The stage play was adapted into a manga called YoRHa Pearl Harbor Descent Record, which began serialization on Square Enix's Manga UP! online manga service. Megumu Soramichi illustrated the manga and Yoko supervised the story. Square Enix published the first volume of the manga in North America on December 13, 2022. During the fifth anniversary livestream of Nier: Automata, an anime television series based on the game was announced. It is produced by Square Enix and Aniplex, and animated by A-1 Pictures. The series, entitled Ver1.1a, ran from 2023 to 2024 split across two cours.

=== Crossovers ===

In October 2018, 2B was announced as a playable guest character DLC for Bandai Namco's fighting game Soulcalibur VI. Released on December 19, the DLC includes unique weapons and abilities, and an alternative white variation called "2P". Due to the inverted color scheme of 2B when playing as a second player, the name "2P" was adopted as a wordplay on "player two". Yoko Taro suggested the "P" stands for Panasonic.
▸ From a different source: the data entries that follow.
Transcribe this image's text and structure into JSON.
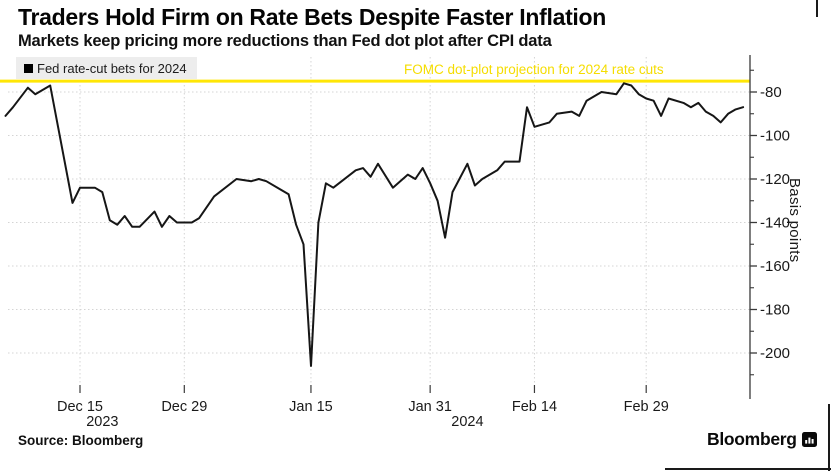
{
  "header": {
    "title": "Traders Hold Firm on Rate Bets Despite Faster Inflation",
    "subtitle": "Markets keep pricing more reductions than Fed dot plot after CPI data"
  },
  "legend": {
    "label": "Fed rate-cut bets for 2024",
    "swatch_color": "#000000",
    "background": "#ededed"
  },
  "annotation": {
    "label": "FOMC dot-plot projection for 2024 rate cuts",
    "color": "#f5dd00",
    "value_bp": -75
  },
  "y_axis": {
    "unit_label": "Basis points",
    "major_ticks": [
      -80,
      -100,
      -120,
      -140,
      -160,
      -180,
      -200
    ],
    "minor_ticks": [
      -70,
      -90,
      -110,
      -130,
      -150,
      -170,
      -190,
      -210
    ]
  },
  "x_axis": {
    "ticks": [
      {
        "label": "Dec 15",
        "date": "2023-12-15"
      },
      {
        "label": "Dec 29",
        "date": "2023-12-29"
      },
      {
        "label": "Jan 15",
        "date": "2024-01-15"
      },
      {
        "label": "Jan 31",
        "date": "2024-01-31"
      },
      {
        "label": "Feb 14",
        "date": "2024-02-14"
      },
      {
        "label": "Feb 29",
        "date": "2024-02-29"
      }
    ],
    "year_labels": [
      {
        "label": "2023",
        "date": "2023-12-18"
      },
      {
        "label": "2024",
        "date": "2024-02-05"
      }
    ]
  },
  "source": "Source: Bloomberg",
  "branding": {
    "wordmark": "Bloomberg",
    "icon": "bloomberg-terminal-icon"
  },
  "colors": {
    "line": "#161616",
    "reference": "#ffe606",
    "grid": "#d4d4d4",
    "axis": "#3a3a3a",
    "text": "#1a1a1a",
    "legend_bg": "#ededed"
  },
  "chart_data": {
    "type": "line",
    "title": "Traders Hold Firm on Rate Bets Despite Faster Inflation",
    "subtitle": "Markets keep pricing more reductions than Fed dot plot after CPI data",
    "ylabel": "Basis points",
    "ylim": [
      -215,
      -70
    ],
    "x_range": [
      "2023-12-05",
      "2024-03-13"
    ],
    "grid": true,
    "legend_position": "top-left",
    "x_tick_labels": [
      "Dec 15",
      "Dec 29",
      "Jan 15",
      "Jan 31",
      "Feb 14",
      "Feb 29"
    ],
    "y_tick_labels": [
      "-80",
      "-100",
      "-120",
      "-140",
      "-160",
      "-180",
      "-200"
    ],
    "reference_lines": [
      {
        "label": "FOMC dot-plot projection for 2024 rate cuts",
        "value": -75,
        "color": "#ffe606"
      }
    ],
    "series": [
      {
        "name": "Fed rate-cut bets for 2024",
        "color": "#161616",
        "points": [
          [
            "2023-12-05",
            -91
          ],
          [
            "2023-12-06",
            -87
          ],
          [
            "2023-12-08",
            -78
          ],
          [
            "2023-12-09",
            -81
          ],
          [
            "2023-12-11",
            -77
          ],
          [
            "2023-12-14",
            -131
          ],
          [
            "2023-12-15",
            -124
          ],
          [
            "2023-12-17",
            -124
          ],
          [
            "2023-12-18",
            -126
          ],
          [
            "2023-12-19",
            -139
          ],
          [
            "2023-12-20",
            -141
          ],
          [
            "2023-12-21",
            -137
          ],
          [
            "2023-12-22",
            -142
          ],
          [
            "2023-12-23",
            -142
          ],
          [
            "2023-12-25",
            -135
          ],
          [
            "2023-12-26",
            -142
          ],
          [
            "2023-12-27",
            -137
          ],
          [
            "2023-12-28",
            -140
          ],
          [
            "2023-12-30",
            -140
          ],
          [
            "2023-12-31",
            -138
          ],
          [
            "2024-01-02",
            -128
          ],
          [
            "2024-01-05",
            -120
          ],
          [
            "2024-01-07",
            -121
          ],
          [
            "2024-01-08",
            -120
          ],
          [
            "2024-01-09",
            -121
          ],
          [
            "2024-01-11",
            -125
          ],
          [
            "2024-01-12",
            -127
          ],
          [
            "2024-01-13",
            -141
          ],
          [
            "2024-01-14",
            -150
          ],
          [
            "2024-01-15",
            -206
          ],
          [
            "2024-01-16",
            -140
          ],
          [
            "2024-01-17",
            -122
          ],
          [
            "2024-01-18",
            -124
          ],
          [
            "2024-01-21",
            -116
          ],
          [
            "2024-01-22",
            -115
          ],
          [
            "2024-01-23",
            -119
          ],
          [
            "2024-01-24",
            -113
          ],
          [
            "2024-01-26",
            -124
          ],
          [
            "2024-01-28",
            -118
          ],
          [
            "2024-01-29",
            -120
          ],
          [
            "2024-01-30",
            -115
          ],
          [
            "2024-01-31",
            -122
          ],
          [
            "2024-02-01",
            -130
          ],
          [
            "2024-02-02",
            -147
          ],
          [
            "2024-02-03",
            -126
          ],
          [
            "2024-02-05",
            -113
          ],
          [
            "2024-02-06",
            -123
          ],
          [
            "2024-02-07",
            -120
          ],
          [
            "2024-02-09",
            -116
          ],
          [
            "2024-02-10",
            -112
          ],
          [
            "2024-02-12",
            -112
          ],
          [
            "2024-02-13",
            -87
          ],
          [
            "2024-02-14",
            -96
          ],
          [
            "2024-02-16",
            -94
          ],
          [
            "2024-02-17",
            -90
          ],
          [
            "2024-02-19",
            -89
          ],
          [
            "2024-02-20",
            -91
          ],
          [
            "2024-02-21",
            -84
          ],
          [
            "2024-02-23",
            -80
          ],
          [
            "2024-02-25",
            -81
          ],
          [
            "2024-02-26",
            -76
          ],
          [
            "2024-02-27",
            -77
          ],
          [
            "2024-02-28",
            -81
          ],
          [
            "2024-02-29",
            -83
          ],
          [
            "2024-03-01",
            -84
          ],
          [
            "2024-03-02",
            -91
          ],
          [
            "2024-03-03",
            -83
          ],
          [
            "2024-03-05",
            -85
          ],
          [
            "2024-03-06",
            -87
          ],
          [
            "2024-03-07",
            -85
          ],
          [
            "2024-03-08",
            -89
          ],
          [
            "2024-03-09",
            -91
          ],
          [
            "2024-03-10",
            -94
          ],
          [
            "2024-03-11",
            -90
          ],
          [
            "2024-03-12",
            -88
          ],
          [
            "2024-03-13",
            -87
          ]
        ]
      }
    ]
  }
}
Characters from Nier: Automata were incorporated into a content patch for Final Fantasy XIV: Shadowbringers. The scenario, which is titled YoRHa: Dark Apocalypse, was outlined by Yoko and given to other writers. The three episodes of YoRHa: Dark Apocalypse are "The Copied Factory", "The Puppets' Bunker", and "The Tower at Paradigm’s Breach". DLC costumes and promotional appearances based on the characters of Nier: Automata have also appeared in multiple third-party console and mobile games.

==Legacy==
A fan project to translate the graphics of Nier: Automata to Vulkan was started by Philip Rebohle in 2017 to get the game running smoothly on Linux. His success in January 2018 led to the offer of a contract with Valve, as it became apparent that his Vulkan interface could be used more broadly to run games on Linux. The project evolved into DXVK and is today integral to Proton, Valve's compatibility layer used to play Windows games on the Steam Deck and Steam Machine, as well as more generally for Steam games on Linux.